Cheek by jowl with Israelis and wide-open to the West's socialist ideologies of revolution for 60 years, the Palestinians have become über-modernists. This is as true for the Hamas loyalists of Gaza as it is for the faithful of the Palestine Liberation Organization on the West Bank. Under the tutelage of Yasser Arafat, the true father of modern Middle Eastern terrorism, Palestinians learned the flexible ethics that allow men to slaughter women and children and call it “resistance.” With this morality in play, with the traditional Islamic respect for istishhad martyrdom, converted into a modern battle cry, the evolution of a machine-gun toting, grenade-throwing Palestinian fighter into a male suicide bomber into a female suicide bomber seems, in retrospect, inevitable. To listen to Palestinian Muslim mothers proudly describe how they'd sent sons to die as suicide bombers and were now eagerly waiting to send more sons or daughters to die for the cause is to realize the true horror of what can happen when the dark side of the West's modernity obliterates traditional cultures. 

So far the United States has been lucky. We've seen Muslim Americans radicalize and kill. But their numbers in the New World are still small compared to those who have done so in the Old World. LaRose, a high-school dropout, was obviously an operational disaster who allowed American and perhaps foreign-security officials to lock onto her easily. Islamic holy-warrior organizations, like al Qaeda, really have not been able to attract the best and the brightest to their cause. But Khalid Sheikh Mohammed, the mastermind of the 9/11 attacks, isn't stupid. The upper crust of jihadists, who almost never send themselves or their loved ones to die a martyr's death, are bright and clever enough to attract others willing to die.  We can only hope that LaRose isn't the cutting edge of a new wave of jihadist recruitments in the United States. The holy-warrior success with Major Malik Hassan at Fort Hood and other recently discovered want-to-be jihadists in the United States are worrying. America's dynamic egalitarian ethic among men and women could produce, if applied in radical Muslim conversions, competent female killers.
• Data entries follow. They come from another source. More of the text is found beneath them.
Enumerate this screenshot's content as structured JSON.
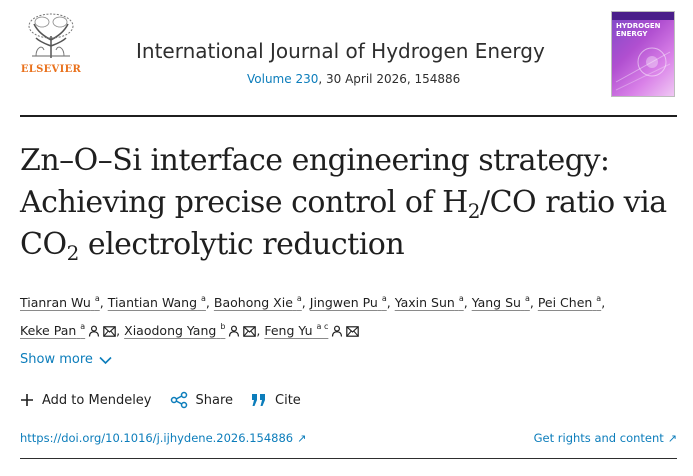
{
  "header": {
    "publisher": "ELSEVIER",
    "journal_title": "International Journal of Hydrogen Energy",
    "volume_link": "Volume 230",
    "issue_rest": ", 30 April 2026, 154886",
    "cover_text": "HYDROGEN ENERGY"
  },
  "article": {
    "title_l1": "Zn–O–Si interface engineering strategy:",
    "title_l2a": "Achieving precise control of H",
    "title_l2_sub": "2",
    "title_l2b": "/CO ratio via",
    "title_l3a": "CO",
    "title_l3_sub": "2",
    "title_l3b": " electrolytic reduction"
  },
  "authors": [
    {
      "name": "Tianran Wu",
      "aff": "a"
    },
    {
      "name": "Tiantian Wang",
      "aff": "a"
    },
    {
      "name": "Baohong Xie",
      "aff": "a"
    },
    {
      "name": "Jingwen Pu",
      "aff": "a"
    },
    {
      "name": "Yaxin Sun",
      "aff": "a"
    },
    {
      "name": "Yang Su",
      "aff": "a"
    },
    {
      "name": "Pei Chen",
      "aff": "a"
    },
    {
      "name": "Keke Pan",
      "aff": "a"
    },
    {
      "name": "Xiaodong Yang",
      "aff": "b"
    },
    {
      "name": "Feng Yu",
      "aff": "a c"
    }
  ],
  "separator": ",",
  "show_more": "Show more",
  "actions": {
    "mendeley": "Add to Mendeley",
    "share": "Share",
    "cite": "Cite"
  },
  "links": {
    "doi": "https://doi.org/10.1016/j.ijhydene.2026.154886",
    "rights": "Get rights and content"
  },
  "colors": {
    "link": "#0c7dbb",
    "brand": "#e9711c"
  }
}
We can certainly hope that Iran, the birthplace of suicide bombers, is a bellwether for violent fundamentalists. Despite the claims of President Mahmoud Ahmadinejad, who sees a legion of 10,000 eager for a martyr's death against the United States, we haven't seen an Iranian willing to immolate himself for God and theocracy in years. Even among Lebanon's Shiite Hezbollah, revolutionary Iran's dearest progeny and the iconic vehicle for suicide bombing in the Arab world, the cult of the suicide jihadist has vanished. Influential clerics rose in anger against the practice, which they saw as a violation of God's laws. It's been years since chador-clad Iranian women carrying German assault rifles on their shoulders have been seen on Tehran's streets. The truly wicked modern side of Iran's Islamic revolution has been pushed back. This hasn't happened yet with the same finality among the Sunni faithful. But it's a decent bet that on this issue, “so goes Iran, so goes the Middle East.” Societies where men encourage women to become killers, or target women as non-combatants, are literally suicidal.

As ethically troubled as the Islamic Middle East is, that truth is probably still strong enough to eventually roll back holy war, even in the most damaged Sunni Arab societies. And if Islamic holy war dies in the Middle East, it will die in Europe and America. LaRose will be forgotten, like the young violent women who once fell in love with communist causes-before the Soviet Union and Western utopianism collapsed.

Reuel Marc Gerecht, a former CIA case officer, is a senior fellow at the Foundation for Defense of Democracies.